Please note that you can’t sell a stock before you buy one.
Input Format :
The first line contains an integer ‘n’ denoting the size of the array ‘prices’.
The second line includes ‘n’ integers denoting the elements of the array ‘prices’.
Output format :
Return the maximum profit you can achieve from this transaction.
Constraints :
1 <= 'n' <= 10 ^ 5
1 <= ‘prices[i]’<= 10 ^ 9
Time Limit: 1 sec
Approaches
As seen from the sample input-output examples, a possible approach would be to buy a stock, sell it on every possible day whenever profitable, and keep updating the maximum profit so far.
This will require two nested loops. The outer one will pick up each day, say I, one by one to purchase that stock, and the inner loop will calculate the profit if the stock is sold on each possible day.
The steps are as follows:-
- Initialize ‘maxProfit’ with 0.
- Use two nested loops. The outer one will consider the day the stock will be purchased, and the inner one will consider the days on which the stock will be sold.
- Find the maximum profit by buying and selling at each index. At each iteration, find the profit. Change the value of the ‘maxProfit’ if the yield obtained is greater than the ‘maxProfit’.
- Return the maximum profit.
It is always profitable to buy a stock when its price is the lowest in the past.
Taking an example for understanding, ‘prices’ = [7, 1, 5, 4, 3, 6].
Max profit on Day 3 = Stock price on Day 3 - Minimum of the Stock price of Day 1 and Day 2 = 5 - 1 = 4.

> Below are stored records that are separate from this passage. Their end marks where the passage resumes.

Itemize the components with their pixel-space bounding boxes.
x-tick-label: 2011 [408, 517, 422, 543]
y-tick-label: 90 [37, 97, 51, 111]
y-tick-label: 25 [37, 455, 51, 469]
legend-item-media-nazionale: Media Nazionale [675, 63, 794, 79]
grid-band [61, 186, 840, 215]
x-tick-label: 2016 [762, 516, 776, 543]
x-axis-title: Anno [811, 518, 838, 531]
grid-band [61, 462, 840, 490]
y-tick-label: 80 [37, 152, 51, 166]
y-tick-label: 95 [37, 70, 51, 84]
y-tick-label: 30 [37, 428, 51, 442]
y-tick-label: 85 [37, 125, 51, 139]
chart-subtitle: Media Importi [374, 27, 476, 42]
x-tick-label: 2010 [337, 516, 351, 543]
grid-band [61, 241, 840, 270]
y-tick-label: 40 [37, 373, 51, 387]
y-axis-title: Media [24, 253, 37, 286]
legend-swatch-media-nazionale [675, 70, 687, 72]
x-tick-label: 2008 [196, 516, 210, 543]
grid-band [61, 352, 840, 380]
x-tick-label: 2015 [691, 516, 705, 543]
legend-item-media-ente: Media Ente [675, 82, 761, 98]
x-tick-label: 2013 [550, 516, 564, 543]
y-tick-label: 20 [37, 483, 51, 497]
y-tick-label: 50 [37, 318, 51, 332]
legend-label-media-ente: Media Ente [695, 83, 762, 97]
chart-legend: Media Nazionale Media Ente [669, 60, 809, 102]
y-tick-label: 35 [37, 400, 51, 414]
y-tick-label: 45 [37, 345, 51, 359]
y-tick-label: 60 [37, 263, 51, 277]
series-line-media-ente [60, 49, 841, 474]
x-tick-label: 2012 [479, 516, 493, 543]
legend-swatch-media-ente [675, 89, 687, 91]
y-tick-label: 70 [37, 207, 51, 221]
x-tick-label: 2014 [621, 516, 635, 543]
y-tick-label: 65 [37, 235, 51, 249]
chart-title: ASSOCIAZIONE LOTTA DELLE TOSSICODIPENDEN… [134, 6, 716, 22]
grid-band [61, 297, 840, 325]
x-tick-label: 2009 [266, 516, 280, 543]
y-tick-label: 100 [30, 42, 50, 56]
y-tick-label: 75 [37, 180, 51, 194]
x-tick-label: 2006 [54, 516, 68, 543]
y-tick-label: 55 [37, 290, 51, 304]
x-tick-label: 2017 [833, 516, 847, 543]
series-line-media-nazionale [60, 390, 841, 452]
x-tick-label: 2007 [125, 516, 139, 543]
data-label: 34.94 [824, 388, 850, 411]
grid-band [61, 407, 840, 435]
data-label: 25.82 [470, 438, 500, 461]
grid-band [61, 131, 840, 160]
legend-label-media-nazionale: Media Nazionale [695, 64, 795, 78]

Max profit on Day 4 = Stock price on Day 4 - Minimum of the Stock price of Day 1, Day 2, and Day 3 = 4 - 1 = 3.
In general, max profit on Day n = Price of stock on Day n - min(Day 1, Day 2, ………., Day n-1).
So our idea is to buy the stock at the lowest price that has occurred in the past and sold it on the current day. This operation can be performed on every possible day and the maximum profit among them can be stored as the answer to the problem.
To achieve it, we iterate over the ‘prices’ array linearly and keep a variable storing the value of the least price that has occurred in the past.
We calculate the profit if we sell at the current point of time and buy at the least price in the past, and update our maximum profit.
The steps are as follows:
- Make two variables, ‘maxProfit’ = 0, to store the maximum profit and ‘minCost’ = ‘Integer.MAX_VALUE’ to store the minimum price of stock till the ‘i’th day.
- Linearly traverse the stock PRICES array.
- Keep track of the minimum element on the left side.
- Calculate the profit on an ‘i’th day, considering that we are selling the stock on the ‘i’th day, and purchasing the stock at the minimum price until the ith day. Update the ‘maxProfit’ value if the profit exceeds the maxProfit.
- Return the ‘maxProfit’.